I repeated this process of revision and testing, continually asking the team, my colleagues, and potential users for feedback for the other facets of the design such as modals and parts lists.

first draft of add project screen on desktop
Initial concept for desktop modal of adding projects.
second draft of add project screen on desktop
Considered image previews.
third draft of add project screen on desktop
Improved potential spacing issues.
final add project screen on desktop
Final Add Project desktop modal stlyes.
🙌 The final designs.

I applied this new design system to the rest of the screens in the entire application.

Here are some highlights.

final dashboard design
Final Dashboard designs.
final project list design
Final Project page designs.
final assign technician design
Final Assign Technician modal designs.
final client list design
Final Client page designs.
final add project design
Final Add Project modal designs.
final mobile job sheet list screenshot
Final mobile Job Sheet designs.
final mobile job detail screenshot
Final mobile Job Sheet Detail designs.
final mobile job edit screenshot
Final mobile Edit Job Sheet designs.
🕵️‍♂️ What I found out.

I learned some essential lessons during this project that I will take with me forever.

Having a client with a clear idea about what he needs, but who is open to input and regularly gives feedback is one of the coolest things in the world. I knew exactly what I needed to accomplish to make the application successful, and had the freedom to explore design avenues as long as it made sense for the needs of the mechanics.

Not all information is the same. I’ve designed systems for conveying restaurant information, recipes, web developer marketing, and more, but trying to convey sheets of information effectively was completely different.

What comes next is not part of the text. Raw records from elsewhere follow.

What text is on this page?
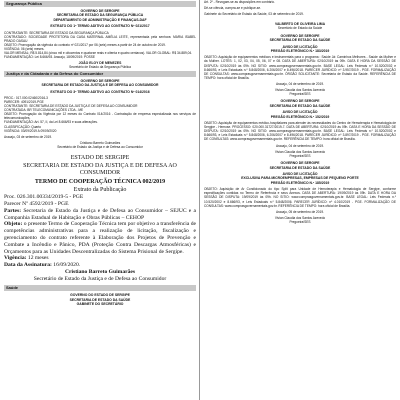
Segurança Pública
GOVERNO DE SERGIPE
SECRETARIA DE ESTADO DA SEGURANÇA PÚBLICA
DEPARTAMENTO DE ADMINISTRAÇÃO E FINANÇAS-DAF
EXTRATO DO 1º TERMO ADITIVO AO CONTRATO Nº 021/2017

CONTRATANTE: SECRETARIA DE ESTADO DA SEGURANÇA PÚBLICA

CONTRATADO: SOCIEDADE PROTETORA DA CASA MATERNAL AMÉLIA LEITE, representada pela senhora: MARIA ISABEL PRADO OASAU

OBJETO: Prorrogação da vigência do contrato nº 021/2017 por 06 (seis) meses a partir de 24 de outubro de 2019.

VIGÊNCIA: 06 (seis) meses.

VALOR MENSAL: R$ 5.814,84 (cinco mil e oitocentos e quatorze reais e oitenta e quatro centavos). VALOR GLOBAL: R$ 34.889,04.

FUNDAMENTAÇÃO: Lei 8.666/93. Aracaju, 18/09/2019. POSSE

JOÃO ELOY DE MENEZES
Secretário de Estado da Segurança Pública
Justiça e da Cidadania e da Defesa do Consumidor
GOVERNO DE SERGIPE
SECRETARIA DE ESTADO DA JUSTIÇA E DE DEFESA AO CONSUMIDOR
EXTRATO DO 3º TERMO ADITIVO AO CONTRATO Nº 014/2016

PROC.: 017.000.02460/2016-3

PARECER: 4091/2019-PGE

CONTRATANTE: SECRETARIA DE ESTADO DA JUSTIÇA E DE DEFESA AO CONSUMIDOR

CONTRATADA: BR TELECOMUNICAÇÕES LTDA - ME

OBJETO: Prorrogação da Vigência por 12 meses do Contrato 014/2016 - Contratação de empresa especializada nos serviços de telecomunicações.

FUNDAMENTAÇÃO: Art. 57, II, da Lei 8.666/93 e suas alterações.

CLASSIFICAÇÃO: Quarto

VIGÊNCIA: 03/09/2019 A 09/09/2020

Aracaju, 03 de setembro de 2019.

Cristiano Barreto Guimarães
Secretário de Estado da Justiça e de Defesa ao Consumidor
ESTADO DE SERGIPE
SECRETARIA DE ESTADO DA JUSTIÇA E DE DEFESA AO CONSUMIDOR
TERMO DE COOPERAÇÃO TÉCNICA 002/2019
Extrato da Publicação

Proc. 026.301.00334/2019-5 - PGE

Parecer Nº 4592/2019 - PGE

Partes: Secretaria de Estado da Justiça e de Defesa ao Consumidor – SEJUC e a Companhia Estadual de Habitação e Obras Públicas – CEHOP

Objeto: o presente Termo de Cooperação Técnica tem por objetivo a transferência de competências administrativas para a realização de licitação, fiscalização e gerenciamento do contrato referente à Elaboração dos Projetos de Prevenção e Combate a Incêndio e Pânico, PDA (Proteção Contra Descargas Atmosféricas) e Orçamentos para as Unidades Descentralizadas do Sistema Prisional de Sergipe.

Vigência: 12 meses

Data da Assinatura: 16/09/2020.

Cristiano Barreto Guimarães
Secretário de Estado da Justiça e de Defesa ao Consumidor
Saúde
GOVERNO DO ESTADO DE SERGIPE
SECRETARIA DE ESTADO DA SAÚDE
GABINETE DO SECRETÁRIO

Art. 2º - Revogam-se as disposições em contrário.

Dê-se ciência, cumpra-se e publique-se.

Gabinete do Secretário de Estado da Saúde, 03 de setembro de 2019.

VALBERTO DE OLIVEIRA LIMA
Secretário de Estado da Saúde
GOVERNO DE SERGIPE
SECRETARIA DE ESTADO DA SAÚDE
AVISO DE LICITAÇÃO
PREGÃO ELETRÔNICO N.º 183/2019

OBJETO: Aquisição de equipamentos médicos e instrumentais para o programa : Saúde Já: Caminhos Melhores - Saúde da Mulher e da Mulher. LOTES: 1, 02, 03, 04, 05, 06, 07 e 08. DATA DE ABERTURA: 02/10/2019 às 09h. DATA E HORA DA SESSÃO DE DISPUTA: 02/10/2019 às 09h. NO SITIO: www.comprasgovernamentais.gov.br. BASE LEGAL: Leis Federais n.º 10.520/2002 e 8.666/93, e Leis Estaduais n.º 5.848/2006, 6.206/2007 e 8.496/2018. PARECER JURÍDICO: nº 3.957/2019 - PGE. FORMALIZAÇÃO DE CONSULTAS: www.comprasgovernamentais.gov.br. ÓRGÃO SOLICITANTE: Secretaria de Estado da Saúde. REFERÊNCIA DE TEMPO: hora oficial de Brasília.

Aracaju, 04 de setembro de 2019.
Vivian Claudia dos Santos Azevedo
Pregoeira/SES
GOVERNO DE SERGIPE
SECRETARIA DE ESTADO DA SAÚDE
AVISO DE LICITAÇÃO
PREGÃO ELETRÔNICO N.º 152/2019

OBJETO: Aquisição de equipamentos médico-hospitalares para atender às necessidades do Centro de Hemoterapia e Hematologia de Sergipe - Hemose. PROCESSO: 020.000.31727/2019-7. DATA DE ABERTURA: 02/10/2019 às 09h. DATA E HORA DA SESSÃO DE DISPUTA: 02/10/2019 às 09h. NO SITIO: www.comprasgovernamentais.gov.br. BASE LEGAL: Leis Federais n.º 10.520/2002 e 8.666/93, e Leis Estaduais n.º 5.848/2006, 6.206/2007 e 8.496/2018. PARECER JURÍDICO: nº 3.897/2019 - PGE. FORMALIZAÇÃO DE CONSULTAS: www.comprasgovernamentais.gov.br. REFERÊNCIA DE TEMPO: hora oficial de Brasília.

Aracaju, 04 de setembro de 2019.
Vivian Claudia dos Santos Azevedo
Pregoeira/SES
GOVERNO DE SERGIPE
SECRETARIA DE ESTADO DA SAÚDE
AVISO DE LICITAÇÃO
EXCLUSIVA PARA MICROEMPRESAS, EMPRESAS DE PEQUENO PORTE
PREGÃO ELETRÔNICO N.º 185/2019

OBJETO: Aquisição de Ar Condicionado do tipo Split para Unidade de Hemoterapia e Hematologia de Sergipe, conforme especificações contidas no Termo de Referência e seus Anexos. DATA DE ABERTURA: 19/09/2019 às 09h. DATA E HORA DA SESSÃO DE DISPUTA: 19/09/2019 às 09h. NO SITIO: www.comprasgovernamentais.gov.br. BASE LEGAL: Leis Federais n.º 10.520/2002 e 8.666/93, e Leis Estaduais n.º 5.848/2006. PARECER JURÍDICO: nº 4.010/2019 - PGE. FORMALIZAÇÃO DE CONSULTAS: www.comprasgovernamentais.gov.br. REFERÊNCIA DE TEMPO: hora oficial de Brasília.

Aracaju, 05 de setembro de 2019.
Vivian Claudia dos Santos Azevedo
Pregoeira/SES
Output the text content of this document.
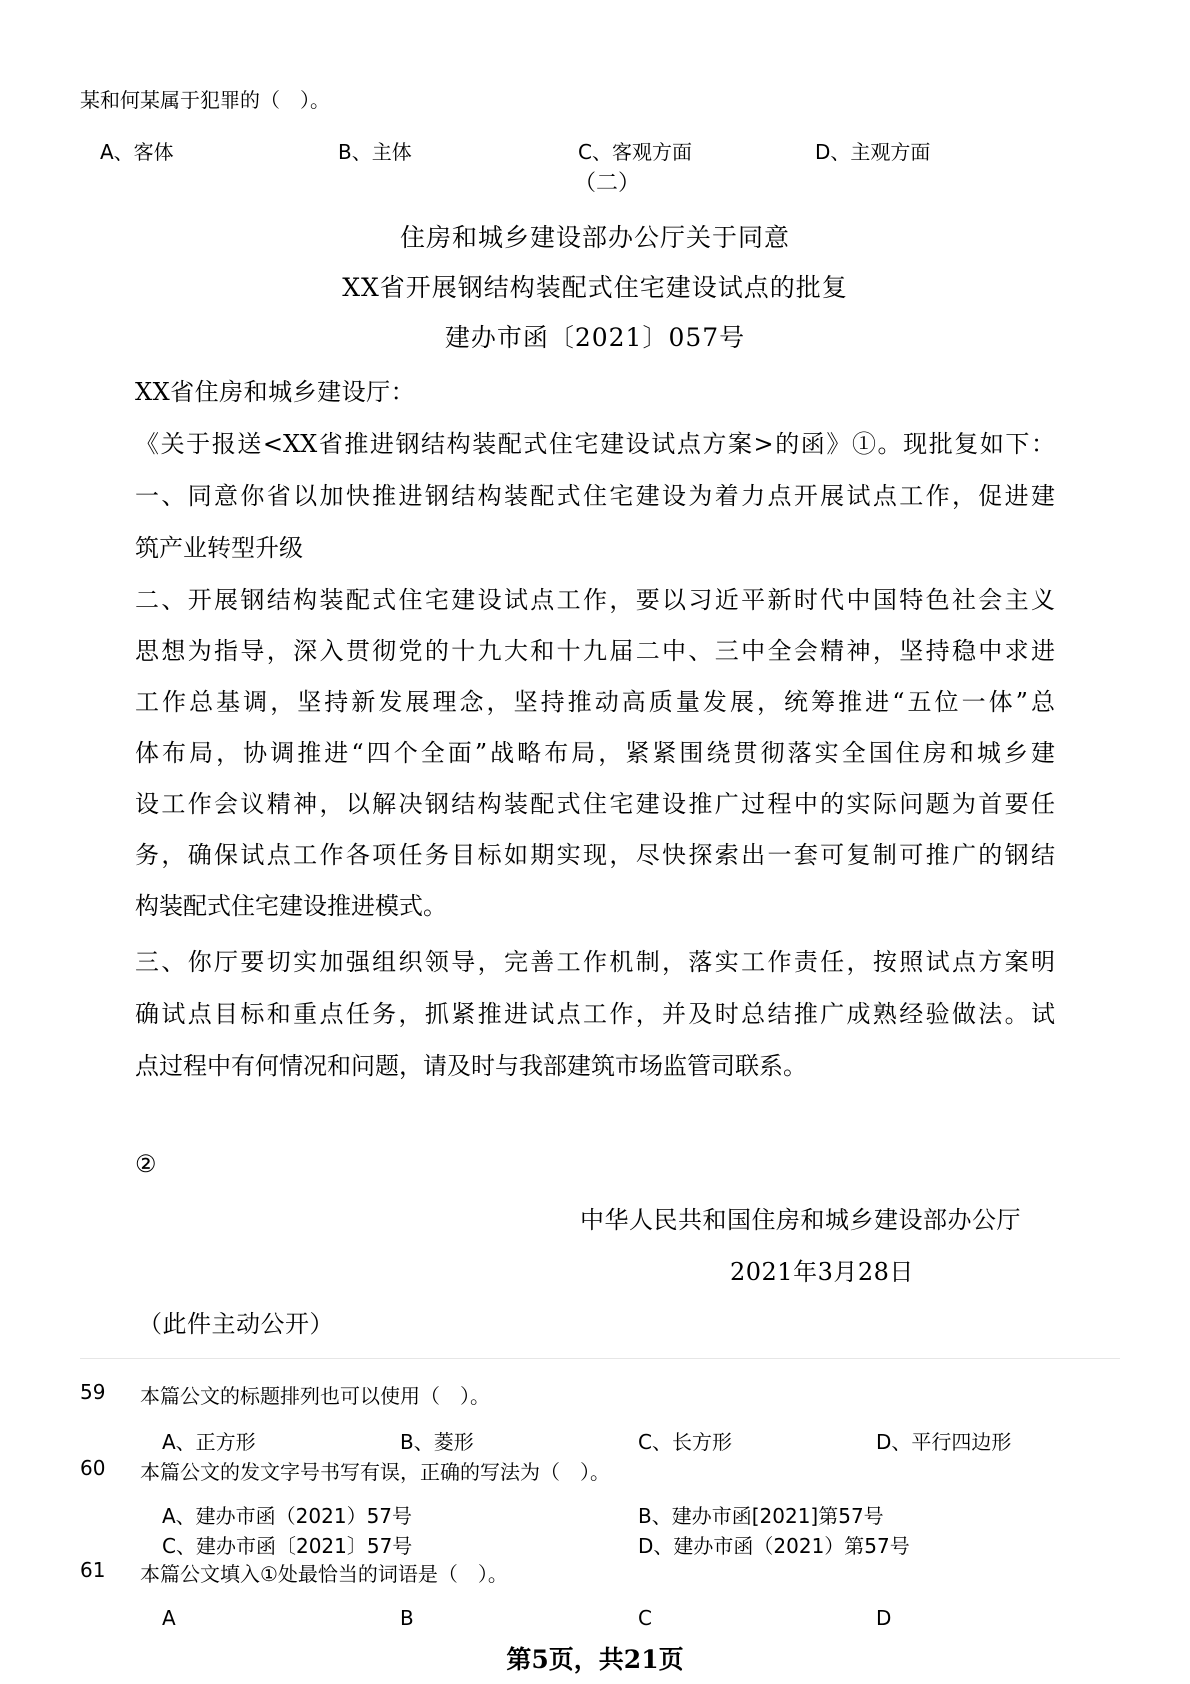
某和何某属于犯罪的（　）。
A、客体	B、主体	C、客观方面	D、主观方面
（二）
住房和城乡建设部办公厅关于同意
XX省开展钢结构装配式住宅建设试点的批复
建办市函〔2021〕057号
XX省住房和城乡建设厅：
《关于报送<XX省推进钢结构装配式住宅建设试点方案>的函》①。现批复如下：
一、同意你省以加快推进钢结构装配式住宅建设为着力点开展试点工作，促进建
筑产业转型升级
二、开展钢结构装配式住宅建设试点工作，要以习近平新时代中国特色社会主义
思想为指导，深入贯彻党的十九大和十九届二中、三中全会精神，坚持稳中求进
工作总基调，坚持新发展理念，坚持推动高质量发展，统筹推进“五位一体”总
体布局，协调推进“四个全面”战略布局，紧紧围绕贯彻落实全国住房和城乡建
设工作会议精神，以解决钢结构装配式住宅建设推广过程中的实际问题为首要任
务，确保试点工作各项任务目标如期实现，尽快探索出一套可复制可推广的钢结
构装配式住宅建设推进模式。
三、你厅要切实加强组织领导，完善工作机制，落实工作责任，按照试点方案明
确试点目标和重点任务，抓紧推进试点工作，并及时总结推广成熟经验做法。试
点过程中有何情况和问题，请及时与我部建筑市场监管司联系。
②
中华人民共和国住房和城乡建设部办公厅
2021年3月28日
（此件主动公开）
59 本篇公文的标题排列也可以使用（　）。
A、正方形	B、菱形	C、长方形	D、平行四边形
60 本篇公文的发文字号书写有误，正确的写法为（　）。
A、建办市函（2021）57号	B、建办市函[2021]第57号
C、建办市函〔2021〕57号	D、建办市函（2021）第57号
61 本篇公文填入①处最恰当的词语是（　）。
A	B	C	D
第5页，共21页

Just keep iterating and getting feedback. A couple times during this process I got really discouraged because it seemed like the designs just weren’t coming together the way that they needed to. Instead of retreating and just throwing my hands up, I sought help and feedback from my mentors, colleagues, teammates, and more. It’s because I never gave up that I ended up with a design that both me and the client were happy with.

Thank you for taking the time to come along on this journey with me.